Filter the database by any of these vendors to
see the underlying CVEs and their first-exploitation dates.
Insight · May 2026
The vendors with the shortest patch windows
Not every vendor gives defenders the same amount of breathing room. Once
zero-days and pre-disclosure exploitation are stripped out, the mean
time-to-exploit varies enormously by vendor. The chart below ranks the ten
vendors with the shortest mean TTE among CVEs that were exploited
after disclosure, restricted to vendors with more than five such
CVEs in the dataset (to filter out noise from one-off incidents).
Top 10 vendors by shortest mean time-to-exploit
Mean TTE in days, excluding zero-days and pre-disclosure exploitation, for vendors with more than five qualifying CVEs. Hover for the CVE count behind each vendor.
The top of the chart shows two vendors with patch windows under 30 days:
SolarWinds at around 26 days and Palo Alto Networks at 30 days.
These are vendors whose CVEs, once disclosed, get exploited
fast. This likely reflects a combination of the type of products they ship
(internet-facing network gear and remote-management software) and the
subsequent attacker interest in them. Either way, treat patch advisories
from these vendors as a priority.
The contrast with the bottom of the chart is stark. Microsoft, VMware, and
others sit in the hundreds of days. That doesn’t mean their CVEs are
less serious, it means the population of post-disclosure exploitations is
dominated by long-tail exploitation years after release.
The chart above leaves out zero-days and pre-disclosure exploitation by
design, so it answers a specific question: when a vendor’s CVEs are
patchable on disclosure, how long do defenders actually have. The chart
below answers a different one. It includes zero-days and negative TTE,
keeping the same minimum sample size of five CVEs, and shows the top ten
vendors by lowest mean time-to-exploit across the full distribution.
Top 10 vendors by lowest mean time-to-exploit (zero-days and negative TTE included)

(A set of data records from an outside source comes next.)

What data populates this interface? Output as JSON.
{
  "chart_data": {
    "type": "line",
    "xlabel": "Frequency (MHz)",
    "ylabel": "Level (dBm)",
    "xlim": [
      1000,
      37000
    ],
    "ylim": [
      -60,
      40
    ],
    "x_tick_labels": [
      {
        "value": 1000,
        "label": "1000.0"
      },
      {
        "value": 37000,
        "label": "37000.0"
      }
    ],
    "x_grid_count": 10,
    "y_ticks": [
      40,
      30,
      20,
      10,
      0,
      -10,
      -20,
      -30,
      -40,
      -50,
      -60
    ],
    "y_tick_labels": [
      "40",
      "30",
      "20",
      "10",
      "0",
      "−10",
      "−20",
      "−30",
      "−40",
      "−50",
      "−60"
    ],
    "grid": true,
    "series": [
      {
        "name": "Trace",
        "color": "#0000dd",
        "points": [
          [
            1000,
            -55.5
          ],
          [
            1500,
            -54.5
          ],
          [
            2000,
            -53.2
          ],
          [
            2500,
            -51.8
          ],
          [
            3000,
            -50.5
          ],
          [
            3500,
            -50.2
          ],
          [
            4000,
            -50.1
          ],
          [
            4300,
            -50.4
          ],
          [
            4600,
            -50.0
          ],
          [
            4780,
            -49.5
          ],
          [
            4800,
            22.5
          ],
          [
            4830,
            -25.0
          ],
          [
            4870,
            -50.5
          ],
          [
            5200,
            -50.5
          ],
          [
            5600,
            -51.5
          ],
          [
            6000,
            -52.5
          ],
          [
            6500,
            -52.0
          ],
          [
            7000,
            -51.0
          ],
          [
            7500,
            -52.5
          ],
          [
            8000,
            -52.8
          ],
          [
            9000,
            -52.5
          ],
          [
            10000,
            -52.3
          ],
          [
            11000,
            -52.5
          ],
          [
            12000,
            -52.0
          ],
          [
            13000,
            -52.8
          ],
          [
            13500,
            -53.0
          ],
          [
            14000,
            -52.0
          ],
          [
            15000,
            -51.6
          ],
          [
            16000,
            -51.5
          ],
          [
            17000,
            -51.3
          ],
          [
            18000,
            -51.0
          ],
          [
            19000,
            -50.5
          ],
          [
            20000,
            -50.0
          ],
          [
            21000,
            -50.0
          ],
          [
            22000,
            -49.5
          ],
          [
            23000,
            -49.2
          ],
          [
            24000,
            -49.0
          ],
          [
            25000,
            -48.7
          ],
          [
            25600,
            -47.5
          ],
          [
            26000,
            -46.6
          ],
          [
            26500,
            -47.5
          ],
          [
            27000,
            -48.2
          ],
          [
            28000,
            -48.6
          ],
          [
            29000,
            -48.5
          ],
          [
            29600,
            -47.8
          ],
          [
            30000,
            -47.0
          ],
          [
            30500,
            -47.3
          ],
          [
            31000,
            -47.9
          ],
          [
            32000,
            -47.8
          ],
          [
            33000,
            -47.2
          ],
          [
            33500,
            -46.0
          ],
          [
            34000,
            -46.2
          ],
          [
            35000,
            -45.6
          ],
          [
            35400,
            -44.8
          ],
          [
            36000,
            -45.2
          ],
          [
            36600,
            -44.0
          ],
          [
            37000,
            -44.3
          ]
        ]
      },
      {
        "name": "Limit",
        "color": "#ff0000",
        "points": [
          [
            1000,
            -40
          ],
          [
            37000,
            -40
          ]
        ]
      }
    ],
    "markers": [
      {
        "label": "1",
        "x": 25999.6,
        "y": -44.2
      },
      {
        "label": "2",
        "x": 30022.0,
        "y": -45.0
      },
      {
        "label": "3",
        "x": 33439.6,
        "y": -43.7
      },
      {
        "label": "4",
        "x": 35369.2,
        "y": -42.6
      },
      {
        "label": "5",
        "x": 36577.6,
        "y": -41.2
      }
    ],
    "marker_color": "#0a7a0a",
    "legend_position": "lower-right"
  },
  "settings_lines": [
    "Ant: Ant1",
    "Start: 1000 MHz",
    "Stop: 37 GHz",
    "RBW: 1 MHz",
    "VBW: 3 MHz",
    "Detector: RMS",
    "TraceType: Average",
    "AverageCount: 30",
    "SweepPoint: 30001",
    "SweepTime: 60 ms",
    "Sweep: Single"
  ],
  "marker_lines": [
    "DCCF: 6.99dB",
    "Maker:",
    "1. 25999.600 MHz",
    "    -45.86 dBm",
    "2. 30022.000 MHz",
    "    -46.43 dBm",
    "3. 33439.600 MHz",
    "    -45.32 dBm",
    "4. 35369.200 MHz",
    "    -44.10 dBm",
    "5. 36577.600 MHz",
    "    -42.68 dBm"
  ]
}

Mean signed TTE in days across all in-scope CVEs, including zero-days and pre-disclosure exploitation, for vendors with at least five CVEs in the dataset. Hover for the CVE count behind each vendor.
Mozilla sits at the top with a mean signed TTE of around minus ninety days.
Effectively all of its KEV CVEs were exploited well before public disclosure.
SolarWinds and Apple round out the net-negative tier, with mean signed TTE
in the −20 to −35 day range. These are vendors whose exposure
does not show up in the first chart because most of their KEV entries fall
into the zero-day or pre-disclosure bucket that the first chart filters out.
SolarWinds appears prominently in both charts, which is worth a moment of
attention. It has fast post-disclosure exploitation when its CVEs are
patchable on disclosure, and a strongly negative signed mean when the full
distribution is considered. That combination is unusual and reflects the
vendor’s outsized role in supply-chain incidents.
Vendors are limited to those with more than five non-zero-day,
non-negative-TTE CVEs in the in-scope dataset.